By Ann Sterzinger
THE FILTHENING. Oh, and how I could have escaped.
Peace Is For People Who Know How to Drive
My lease in Chicago was ending, but Hammer Man took his sweet time. He and Psycho Roommate were supposedly cleaning the place up, but a month after I forked over $1700, they hadn’t begun. They were very busy and important people, and they would need another month.
Note: If you have a normal attention span and you want to begin this tale at the beginning, CLICK HERE to read Part I of this series.

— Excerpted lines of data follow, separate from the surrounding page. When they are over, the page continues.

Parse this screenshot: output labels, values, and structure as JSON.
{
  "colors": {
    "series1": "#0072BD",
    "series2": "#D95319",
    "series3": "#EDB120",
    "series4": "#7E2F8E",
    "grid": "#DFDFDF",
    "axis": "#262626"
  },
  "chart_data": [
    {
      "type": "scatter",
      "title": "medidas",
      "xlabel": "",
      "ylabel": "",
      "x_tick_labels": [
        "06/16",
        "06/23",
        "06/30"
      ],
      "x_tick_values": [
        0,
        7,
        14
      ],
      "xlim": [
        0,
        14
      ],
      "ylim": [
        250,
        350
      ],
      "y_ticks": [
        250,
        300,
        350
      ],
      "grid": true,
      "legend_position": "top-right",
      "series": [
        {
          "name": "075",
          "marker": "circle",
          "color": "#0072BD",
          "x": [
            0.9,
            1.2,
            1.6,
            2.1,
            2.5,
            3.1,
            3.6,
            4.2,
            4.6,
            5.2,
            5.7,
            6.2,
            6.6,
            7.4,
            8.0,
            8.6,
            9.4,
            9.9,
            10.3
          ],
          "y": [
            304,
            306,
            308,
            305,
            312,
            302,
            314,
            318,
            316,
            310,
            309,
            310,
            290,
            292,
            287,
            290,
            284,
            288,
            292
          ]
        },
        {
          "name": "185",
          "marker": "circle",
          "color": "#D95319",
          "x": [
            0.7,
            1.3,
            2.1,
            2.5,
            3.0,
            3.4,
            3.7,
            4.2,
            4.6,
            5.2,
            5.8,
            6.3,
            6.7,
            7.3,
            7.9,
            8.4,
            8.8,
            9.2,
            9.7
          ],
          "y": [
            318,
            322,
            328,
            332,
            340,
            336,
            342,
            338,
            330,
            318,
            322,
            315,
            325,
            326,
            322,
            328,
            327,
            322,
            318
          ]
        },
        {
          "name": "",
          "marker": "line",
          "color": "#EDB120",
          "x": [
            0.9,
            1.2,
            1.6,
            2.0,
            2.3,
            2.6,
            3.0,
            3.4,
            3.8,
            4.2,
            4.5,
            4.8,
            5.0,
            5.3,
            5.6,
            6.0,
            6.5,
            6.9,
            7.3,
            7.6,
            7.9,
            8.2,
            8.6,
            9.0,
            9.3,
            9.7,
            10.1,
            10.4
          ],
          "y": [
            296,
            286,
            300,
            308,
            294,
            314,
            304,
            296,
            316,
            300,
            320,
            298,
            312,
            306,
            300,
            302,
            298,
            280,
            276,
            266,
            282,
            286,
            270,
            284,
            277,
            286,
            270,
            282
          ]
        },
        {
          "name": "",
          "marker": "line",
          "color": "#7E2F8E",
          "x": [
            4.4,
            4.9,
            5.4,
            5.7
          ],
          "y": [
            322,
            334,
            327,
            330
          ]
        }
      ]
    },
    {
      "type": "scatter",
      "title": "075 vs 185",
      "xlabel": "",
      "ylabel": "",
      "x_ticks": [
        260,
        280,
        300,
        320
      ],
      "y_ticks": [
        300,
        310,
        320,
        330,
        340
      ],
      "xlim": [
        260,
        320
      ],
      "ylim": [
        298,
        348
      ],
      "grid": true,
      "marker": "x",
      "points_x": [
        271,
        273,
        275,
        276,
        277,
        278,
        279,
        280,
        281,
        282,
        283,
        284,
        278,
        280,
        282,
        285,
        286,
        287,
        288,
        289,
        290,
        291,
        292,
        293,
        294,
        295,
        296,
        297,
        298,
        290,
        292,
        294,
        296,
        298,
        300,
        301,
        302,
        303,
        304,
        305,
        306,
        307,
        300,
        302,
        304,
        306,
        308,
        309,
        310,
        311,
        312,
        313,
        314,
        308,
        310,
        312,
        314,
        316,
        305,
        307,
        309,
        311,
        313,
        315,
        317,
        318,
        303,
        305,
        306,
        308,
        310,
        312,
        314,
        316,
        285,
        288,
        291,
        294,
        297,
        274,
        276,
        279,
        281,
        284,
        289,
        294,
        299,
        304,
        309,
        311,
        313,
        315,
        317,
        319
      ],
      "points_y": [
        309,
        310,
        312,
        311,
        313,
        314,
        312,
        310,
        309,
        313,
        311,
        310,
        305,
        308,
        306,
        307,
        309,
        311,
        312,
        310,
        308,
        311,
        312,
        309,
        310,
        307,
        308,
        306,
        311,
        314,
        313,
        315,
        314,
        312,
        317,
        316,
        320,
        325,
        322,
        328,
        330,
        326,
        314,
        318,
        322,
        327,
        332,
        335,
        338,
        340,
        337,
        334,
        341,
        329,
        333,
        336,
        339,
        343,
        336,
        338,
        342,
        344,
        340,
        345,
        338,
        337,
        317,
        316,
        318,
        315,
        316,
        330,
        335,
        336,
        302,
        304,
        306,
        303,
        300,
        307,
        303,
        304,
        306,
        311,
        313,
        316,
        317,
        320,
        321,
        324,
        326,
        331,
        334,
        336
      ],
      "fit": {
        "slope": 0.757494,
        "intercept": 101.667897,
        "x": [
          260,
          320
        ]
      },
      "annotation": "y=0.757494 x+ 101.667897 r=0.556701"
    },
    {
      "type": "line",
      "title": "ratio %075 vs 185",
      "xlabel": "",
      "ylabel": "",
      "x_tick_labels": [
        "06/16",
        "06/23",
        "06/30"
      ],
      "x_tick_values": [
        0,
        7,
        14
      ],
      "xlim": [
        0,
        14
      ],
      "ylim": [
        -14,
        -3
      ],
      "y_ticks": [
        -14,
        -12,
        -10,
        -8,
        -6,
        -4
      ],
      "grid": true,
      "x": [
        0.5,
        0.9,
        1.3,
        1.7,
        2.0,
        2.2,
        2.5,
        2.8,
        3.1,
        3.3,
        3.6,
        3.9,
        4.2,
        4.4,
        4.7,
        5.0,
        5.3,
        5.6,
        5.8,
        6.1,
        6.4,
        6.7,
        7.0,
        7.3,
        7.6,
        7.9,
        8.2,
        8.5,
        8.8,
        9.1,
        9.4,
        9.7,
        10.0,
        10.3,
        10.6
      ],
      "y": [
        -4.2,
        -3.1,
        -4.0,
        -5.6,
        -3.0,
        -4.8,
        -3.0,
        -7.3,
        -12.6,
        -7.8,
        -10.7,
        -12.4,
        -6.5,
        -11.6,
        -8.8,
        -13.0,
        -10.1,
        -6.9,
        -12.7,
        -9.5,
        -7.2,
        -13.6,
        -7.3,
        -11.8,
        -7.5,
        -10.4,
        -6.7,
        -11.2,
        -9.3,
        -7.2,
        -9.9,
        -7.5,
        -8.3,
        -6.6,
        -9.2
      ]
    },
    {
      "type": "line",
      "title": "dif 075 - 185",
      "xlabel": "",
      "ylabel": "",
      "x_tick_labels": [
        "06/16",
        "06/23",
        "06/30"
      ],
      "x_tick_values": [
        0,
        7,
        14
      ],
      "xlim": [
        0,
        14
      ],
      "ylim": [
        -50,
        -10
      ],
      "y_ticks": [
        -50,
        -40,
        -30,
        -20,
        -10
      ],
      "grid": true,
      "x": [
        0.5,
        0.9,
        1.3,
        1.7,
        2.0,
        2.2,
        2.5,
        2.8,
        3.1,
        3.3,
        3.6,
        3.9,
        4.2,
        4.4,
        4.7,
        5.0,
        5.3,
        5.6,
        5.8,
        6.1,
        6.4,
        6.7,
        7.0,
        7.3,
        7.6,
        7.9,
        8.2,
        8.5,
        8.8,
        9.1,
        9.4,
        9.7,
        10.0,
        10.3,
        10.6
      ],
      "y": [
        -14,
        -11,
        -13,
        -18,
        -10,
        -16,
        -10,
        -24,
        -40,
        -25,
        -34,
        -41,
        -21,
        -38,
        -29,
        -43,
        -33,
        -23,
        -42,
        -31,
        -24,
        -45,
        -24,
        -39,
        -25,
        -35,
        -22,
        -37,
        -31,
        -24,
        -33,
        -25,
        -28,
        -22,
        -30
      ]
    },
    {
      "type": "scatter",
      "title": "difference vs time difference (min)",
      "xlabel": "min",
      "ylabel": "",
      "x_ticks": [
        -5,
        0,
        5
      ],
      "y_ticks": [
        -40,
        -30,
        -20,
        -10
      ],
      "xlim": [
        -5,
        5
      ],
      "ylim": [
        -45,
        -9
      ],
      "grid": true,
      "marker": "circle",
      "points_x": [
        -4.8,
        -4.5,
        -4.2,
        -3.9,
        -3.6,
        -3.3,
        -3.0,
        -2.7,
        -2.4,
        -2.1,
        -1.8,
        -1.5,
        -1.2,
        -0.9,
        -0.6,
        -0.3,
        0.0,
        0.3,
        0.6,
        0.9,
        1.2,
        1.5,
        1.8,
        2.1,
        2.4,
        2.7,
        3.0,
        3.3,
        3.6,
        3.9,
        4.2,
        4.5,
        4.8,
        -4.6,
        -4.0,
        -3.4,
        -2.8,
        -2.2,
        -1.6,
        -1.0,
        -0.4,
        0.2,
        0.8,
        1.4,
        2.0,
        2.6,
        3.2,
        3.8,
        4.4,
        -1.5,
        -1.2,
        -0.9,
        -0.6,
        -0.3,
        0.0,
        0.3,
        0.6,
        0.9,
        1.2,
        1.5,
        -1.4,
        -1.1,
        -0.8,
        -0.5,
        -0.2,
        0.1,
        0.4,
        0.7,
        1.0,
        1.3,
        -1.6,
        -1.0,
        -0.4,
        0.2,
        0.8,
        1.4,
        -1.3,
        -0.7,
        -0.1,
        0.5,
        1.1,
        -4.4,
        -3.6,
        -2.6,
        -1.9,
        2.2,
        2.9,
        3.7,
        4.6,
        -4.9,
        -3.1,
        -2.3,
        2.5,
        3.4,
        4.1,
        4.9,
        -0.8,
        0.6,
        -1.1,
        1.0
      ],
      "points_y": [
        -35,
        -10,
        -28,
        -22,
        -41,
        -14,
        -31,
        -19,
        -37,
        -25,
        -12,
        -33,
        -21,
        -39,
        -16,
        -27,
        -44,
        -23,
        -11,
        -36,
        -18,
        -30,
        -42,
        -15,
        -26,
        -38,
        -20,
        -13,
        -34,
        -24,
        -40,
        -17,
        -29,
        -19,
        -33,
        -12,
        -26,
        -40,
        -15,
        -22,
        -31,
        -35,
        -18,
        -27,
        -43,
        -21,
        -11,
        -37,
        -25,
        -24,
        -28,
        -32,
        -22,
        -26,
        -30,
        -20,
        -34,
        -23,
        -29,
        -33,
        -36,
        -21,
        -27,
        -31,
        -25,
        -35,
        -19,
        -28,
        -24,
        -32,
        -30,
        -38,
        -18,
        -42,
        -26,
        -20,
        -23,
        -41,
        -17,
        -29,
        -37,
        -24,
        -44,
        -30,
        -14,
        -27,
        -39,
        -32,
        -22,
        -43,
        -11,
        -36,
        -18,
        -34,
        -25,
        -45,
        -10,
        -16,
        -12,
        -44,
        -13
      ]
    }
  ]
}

My lease in Chicago wasn’t going to give me another month. Furthermore, every day I stayed in my apartment was another day my rapist had to come back at his leisure and maybe kill me for real this time. Oh God, Ann, shut up and don’t tempt the Fates.
Pffffft. If there are Fates, they are so incoherent, I’m firing them from this story. You hear that, Fates? YOU ARE FIRED.
Fortunately, the writer Jim Goad was kind enough to say yes when I asked if I could sleep on his couch in rural Georgia. (He doesn’t live in a couch; he has a house. Actually, two, but that’s a whole other hilarious story.) Well, I flew to Georgia (yes indeed, the devil went down), but I didn’t actually sleep on the couch. Which wasn’t as much fun as it should have been due to the urinary tract infection I got due to being shot up with every goddamn antibiotic ever invented post-rape, but it was good anyway.
In fact, it was lovely. Jim told me that people are often surprised that he is quite tender, because of all that stuff in ANSWER ME! and whatnot. Which is a bit shocking to me, because if you do read ANSWER ME! (and all the hundreds of thousands of words he’s written subsequently) and you are actually literate, you get an eerily accurate picture of his character: straightforward but kind.